How Jeff Koons Keeps it Real

For a guy whose work is so fantastical—giant topiaries, stainless-steel balloon animals—the artist says he’s all about realism. Blake Gopnik on Koons as perfectionist

Matthias Willi

Jeff Koons takes knotted balloon dogs and enlarges them in stainless steel. He cross-breeds a rocking horse and rocking dinosaur, and then realizes the hybrid as a house-high topiary. He makes a cheesy plastic toy of a kitten stuck in a sock, scaled for a giant’s playroom. These fantastical objects have made him one of the world’s most important artists.

This year, he’s also one of the world’s most exhibited artists. In May, the prestigious Beyeler museum in Basel opened the first Swiss survey of his art, on Wednesday another survey launched across two venues in Frankfurt, and a huge retrospective has been announced for 2014 at the Whitney Museum in New York—a first for Koons in his own city, and the last Whitney show before the museum moves to its new downtown space.

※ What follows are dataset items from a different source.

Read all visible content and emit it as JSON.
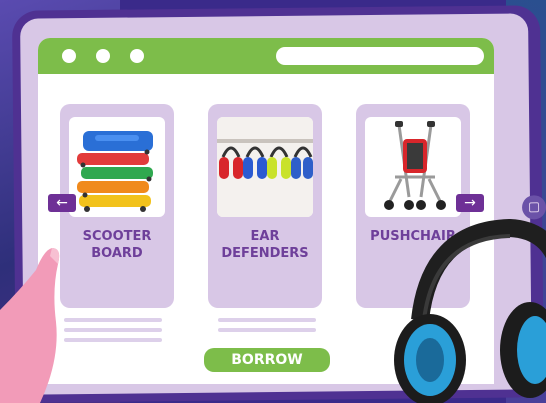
{
  "carousel": {
    "items": [
      {
        "label": "SCOOTER\nBOARD",
        "image": "scooter-board"
      },
      {
        "label": "EAR\nDEFENDERS",
        "image": "ear-defenders"
      },
      {
        "label": "PUSHCHAIR",
        "image": "pushchair"
      }
    ],
    "prev_icon": "←",
    "next_icon": "→"
  },
  "borrow_button": {
    "label": "BORROW"
  },
  "colors": {
    "accent_green": "#7dbd4a",
    "accent_purple": "#6e3096",
    "card_lilac": "#d8c7e6",
    "tablet_frame": "#4f3192"
  }
}
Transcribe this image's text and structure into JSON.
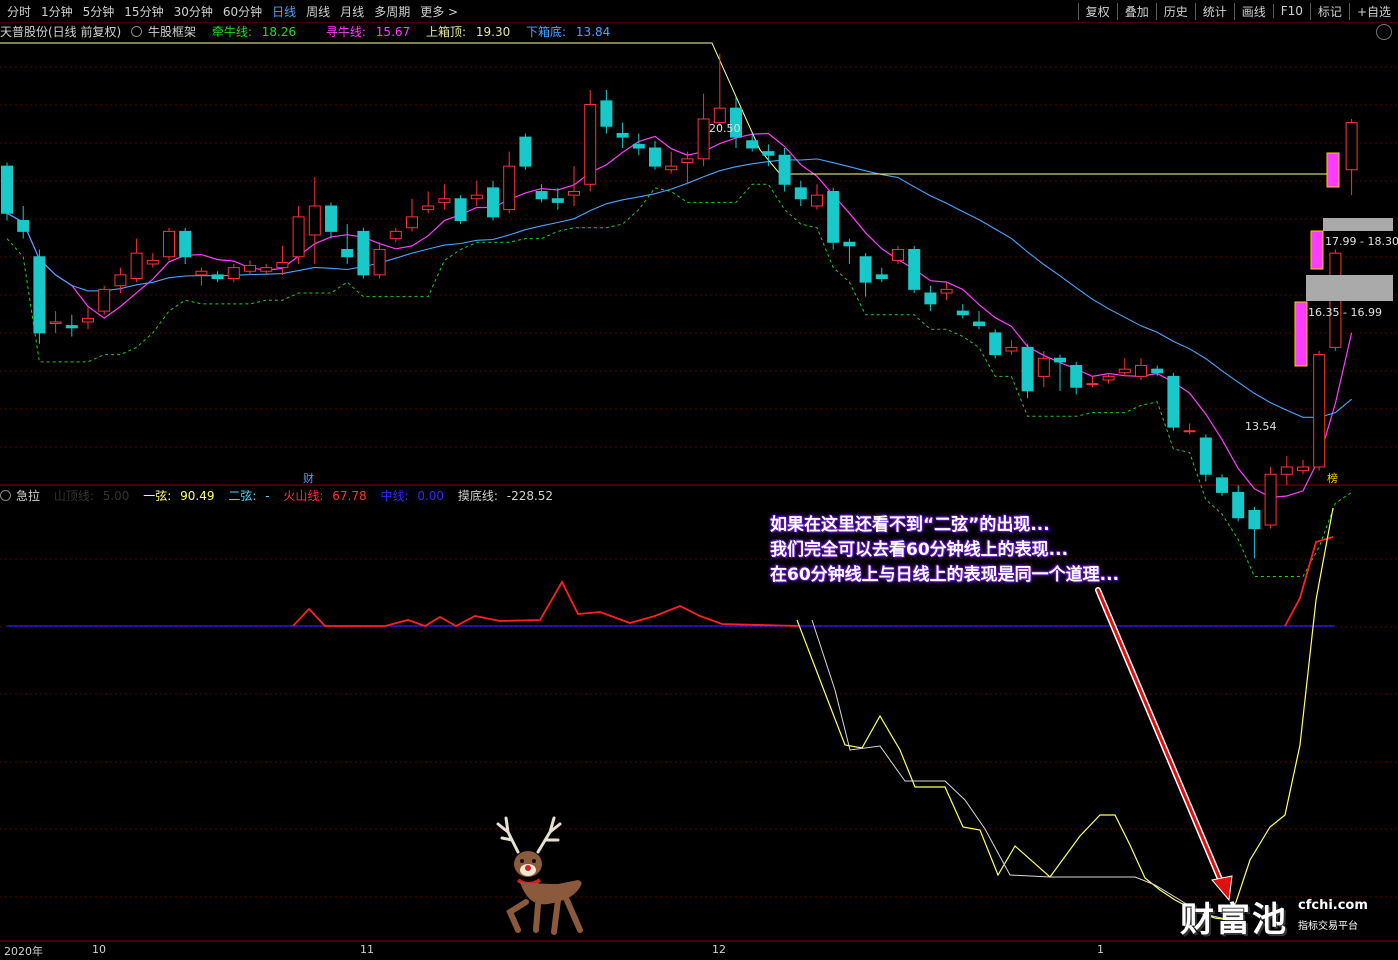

In my latest conversation with Koons, on a bright June morning at the Beyeler, fantasy seems far from his mind as he discusses his fanciful work. He presents himself as the most dedicated of realists, a regular Andrew Wyeth in 3D. “I X-ray everything,” he explains—every balloon toy or beach float that he plans to copy—“so I get all my internal data." If he’s making a Koonsian version of a balloon-doll neolithic Venus, like the room-size one now in Frankfurt, it has to be a perfect copy of a real one at normal scale.

"I CAT scan it, so that every fold, there's nothing kind of subjective there,” he says. “Does the fold twist this way, and then go under, or does it fold that way?”—such questions no longer come up, because today’s technology lets him know his models, literally, inside-out. Digital data, he explains, has brought a new rigor and facility to Jeff Koons, LLC.

It wasn’t always thus. The 12-foot-tall swan at the Beyeler was begun in 2001, and only finished a decade later. Koons says this is partly because when he first started working on this kind of project, he had to go back to the drawing board again and again, to make sure every single detail in his enlargement was identical to the real object it was based on. "When you bend the neck of a balloon swan, you take your fingers, and you have to rub it, and you pull the top down. And so one side will be slightly assymetrical,” Koons says, explaining that before computers he had to struggle to perfect that kind of detail.

The art dealer Jeanne Greenberg Rohatyn, who worked with Koons in the 1990s, remembers how he was so keen to get his cat-in-a-sock piece absolutely right that he brought a woman to the studio to knit—and knit, and knit—so he could study the precise texture of a real sock’s surface, before making his giant version of it. His life-size copy of a steam locomotive has been in the works for years, at crippling cost, as he’s tried to get its details absolutely right.

“I feel a responsibility to the viewer, and I want the viewer to have this sense of trust,” Koons says. “Art is communication, it's dialogue—to have this exchange of respect for each other. And it helps me to be able to give specific information to the viewer, which hopefully helps ensure their trust. When information is nonspecific or something seems slightly skewed, then it's harder for that trust to be maintained."

Koons says he caught this perfectionist bug at the start of his life as an artist, in an art class he attended in 1964, when he was 9. "I struggled making a swan out of clay. And I worked on the neck, and I really tried to make this perfect neck come up with this S shape, and then to try to get the feathers coming back around, being equal, symmetrical.” His Beyeler swan, albeit inspired by a balloon animal, rather than flesh and feathers, is thus a kind of return to roots, and to the realism he has always pursued.

But what’s the larger aim of that perfection? It’s hard to get there by asking Koons. His answers, though sincere, often add to the questioner’s confusion: “I think the balloon dog is really a symbol like the Trojan horse—something kind of mythic, and an aspect of a history,” is one classically Koonsian nonexplanation. Or, “art is something that can either debase us and make us feel insecure and not have a foundation, or it's something that can really bring transcendence and enlightenment through letting us know that this is all about personal experience—that the things that we respond to, the objects I have here in this exhibition, they are transponders. Hopefully they help and they communicate and they stimulate, but the art is inside the viewer. It's about our own potential in life.”

Koons’s world view can seem so peculiar to him that it’s almost untranslatable, at least in words. And that, I’ve argued, is the source of his genius: his objects feel so unique and compelling because they come out of the mind of someone with a unique take on what the world and art are about. “Aesthetic agnosia” is how I’ve diagnosed it—an inability to process art and its subjects as the rest of us do.

That’s why Koons’s realism matters. There’s a sense that, to get what he is about, we need perfect access to the foreign universe of his art, just as we’d want a scientist’s image of Mars, say, to get everything right. Other examples of alternative-universe art—Dali’s melting watches, for instance—don’t really believe in the world they show, and so can afford to play around with its details. Koons can’t, because he’s a true believer in his own Earth II.